Plasmodium falciparum heat shock protein 90 (PfHsp90) has been investigated as a potential target of antimalarial drug action using naturally occurring compounds. In this study, we performed in silico screening of 236 phytochemicals of Azadirachta indica, a plant known to possess antimalarial activity, and identified fourteen (14) potential non-carcinogenic, non-mutagenic, non-teratogenic and non-genotoxic phytochemicals.
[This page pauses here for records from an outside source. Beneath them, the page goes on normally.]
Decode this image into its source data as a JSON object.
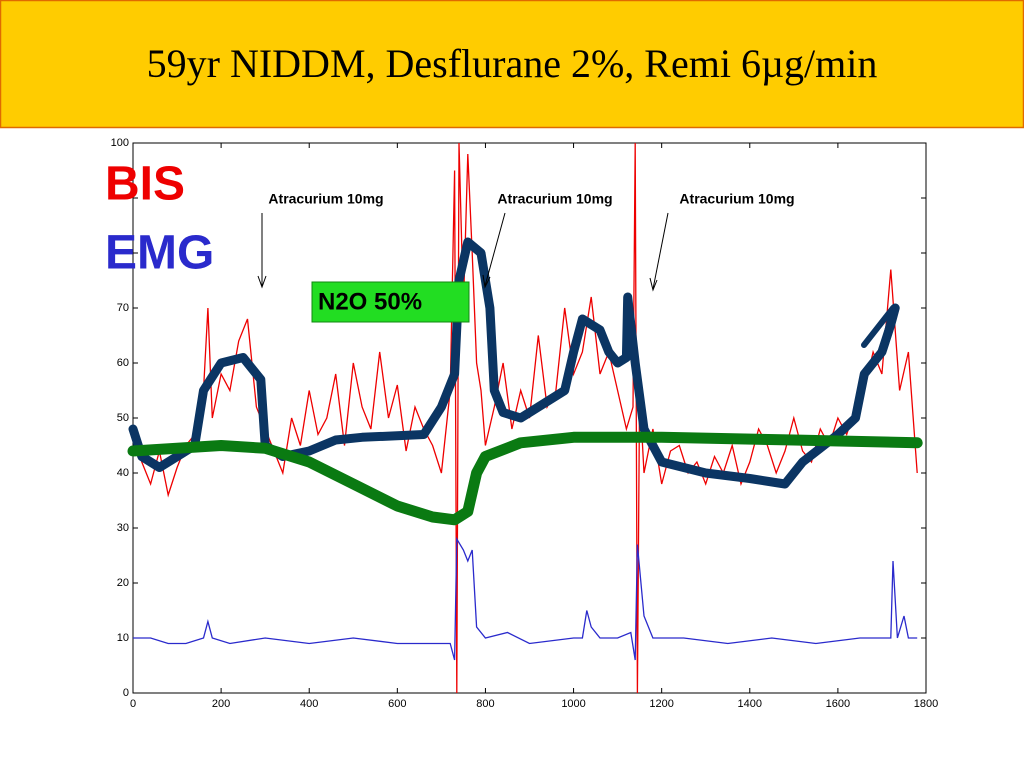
{
  "chart_data": {
    "type": "line",
    "title": "59yr NIDDM,   Desflurane 2%, Remi 6µg/min",
    "xlim": [
      0,
      1800
    ],
    "ylim": [
      0,
      100
    ],
    "xticks": [
      0,
      200,
      400,
      600,
      800,
      1000,
      1200,
      1400,
      1600,
      1800
    ],
    "yticks": [
      0,
      10,
      20,
      30,
      40,
      50,
      60,
      70,
      80,
      90,
      100
    ],
    "series": [
      {
        "name": "BIS",
        "color": "#ee0000",
        "x": [
          0,
          20,
          40,
          60,
          80,
          100,
          120,
          140,
          160,
          170,
          180,
          200,
          220,
          240,
          260,
          280,
          300,
          320,
          340,
          360,
          380,
          400,
          420,
          440,
          460,
          480,
          500,
          520,
          540,
          560,
          580,
          600,
          620,
          640,
          660,
          680,
          700,
          720,
          730,
          735,
          740,
          750,
          760,
          770,
          780,
          790,
          800,
          820,
          840,
          860,
          880,
          900,
          920,
          940,
          960,
          980,
          1000,
          1020,
          1040,
          1060,
          1080,
          1100,
          1120,
          1135,
          1140,
          1145,
          1150,
          1160,
          1180,
          1200,
          1220,
          1240,
          1260,
          1280,
          1300,
          1320,
          1340,
          1360,
          1380,
          1400,
          1420,
          1440,
          1460,
          1480,
          1500,
          1520,
          1540,
          1560,
          1580,
          1600,
          1620,
          1640,
          1660,
          1680,
          1700,
          1720,
          1740,
          1760,
          1780
        ],
        "values": [
          48,
          42,
          38,
          44,
          36,
          41,
          45,
          47,
          55,
          70,
          50,
          58,
          55,
          64,
          68,
          52,
          48,
          44,
          40,
          50,
          45,
          55,
          47,
          50,
          58,
          45,
          60,
          52,
          48,
          62,
          50,
          56,
          44,
          52,
          48,
          45,
          40,
          55,
          95,
          0,
          100,
          70,
          98,
          80,
          60,
          55,
          45,
          52,
          60,
          48,
          55,
          50,
          65,
          52,
          55,
          70,
          58,
          62,
          72,
          58,
          62,
          55,
          48,
          52,
          100,
          0,
          55,
          40,
          48,
          38,
          44,
          45,
          40,
          42,
          38,
          43,
          40,
          45,
          38,
          42,
          48,
          45,
          40,
          44,
          50,
          44,
          42,
          48,
          45,
          50,
          47,
          52,
          55,
          62,
          58,
          77,
          55,
          62,
          40
        ]
      },
      {
        "name": "EMG",
        "color": "#2a2acc",
        "x": [
          0,
          40,
          80,
          120,
          160,
          170,
          180,
          220,
          300,
          400,
          500,
          600,
          680,
          720,
          730,
          735,
          750,
          760,
          770,
          780,
          800,
          850,
          900,
          1000,
          1020,
          1030,
          1040,
          1060,
          1100,
          1130,
          1140,
          1145,
          1160,
          1180,
          1250,
          1350,
          1450,
          1550,
          1650,
          1700,
          1720,
          1725,
          1735,
          1750,
          1760,
          1780
        ],
        "values": [
          10,
          10,
          9,
          9,
          10,
          13,
          10,
          9,
          10,
          9,
          10,
          9,
          9,
          9,
          6,
          28,
          26,
          24,
          26,
          12,
          10,
          11,
          9,
          10,
          10,
          15,
          12,
          10,
          10,
          11,
          6,
          27,
          14,
          10,
          10,
          9,
          10,
          9,
          10,
          10,
          10,
          24,
          10,
          14,
          10,
          10
        ]
      }
    ],
    "overlays": [
      {
        "color": "#0b3563",
        "width": 9,
        "x": [
          0,
          20,
          60,
          100,
          140,
          160,
          200,
          250,
          290,
          300,
          340,
          400,
          460,
          520,
          660,
          700,
          730,
          740,
          760,
          790,
          810,
          820,
          840,
          880,
          920,
          980,
          1000,
          1020,
          1060,
          1080,
          1100,
          1120,
          1123,
          1140,
          1160,
          1200,
          1300,
          1400,
          1480,
          1520,
          1600,
          1640,
          1660,
          1700,
          1720,
          1730
        ],
        "values": [
          48,
          43,
          41,
          43,
          45,
          55,
          60,
          61,
          57,
          45,
          43,
          44,
          46,
          46.5,
          47,
          52,
          58,
          75,
          82,
          80,
          70,
          55,
          51,
          50,
          52,
          55,
          62,
          68,
          66,
          62,
          60,
          61,
          72,
          60,
          48,
          42,
          40,
          39,
          38,
          42,
          47,
          50,
          58,
          62,
          67,
          70
        ]
      },
      {
        "color": "#0a7a12",
        "width": 11,
        "x": [
          0,
          200,
          300,
          400,
          500,
          600,
          680,
          730,
          760,
          780,
          800,
          880,
          1000,
          1200,
          1500,
          1780
        ],
        "values": [
          44,
          45,
          44.5,
          42,
          38,
          34,
          32,
          31.5,
          33,
          40,
          43,
          45.5,
          46.5,
          46.5,
          46,
          45.5
        ]
      }
    ],
    "annotations": [
      "Atracurium 10mg",
      "Atracurium 10mg",
      "Atracurium 10mg",
      "N2O 50%"
    ]
  }
}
These phytochemicals were docked into the ATP-binding site of PfHsp90 using Autodock vina, and docked poses were rescored using PLANTS ChemPlp, X-Score version 1.2 and NNScore version 2.0. Consensus analysis of the scores using rank-by-rank and rank-by-number and receptor-ligand interaction assessment using LigPlot, led to the identification of margolone, margolonone, nimbinone, nimbione, nimosone and sugiol as best ranked potential interacting partners of PfHsp90. Molecular dynamic simulations of PfHsp90-ligand complexes for the six phytochemicals were performed using NAMD 2.9. The RMSD analysis of simulations trajectories, the ligand interaction analysis of receptor-ligand complex, and the free energy of binding with MMPBSA.py script and Bennett's acceptance ratio method (BAR) confirmed that these six phytochemicals may have potential to functionally interact with PfHsp90. However, though sharing several similar interacting residues with standard control binders yet the higher number of hydrogen bonds, higher level of sustained stability during molecular dynamics simulations and better free energy of binding suggest that margolonone, nimbinone and nimbione may have higher functional interaction potential with PfHsp90. Therefore, these phytochemicals may serve as potential leads in antimalarial drug design and development.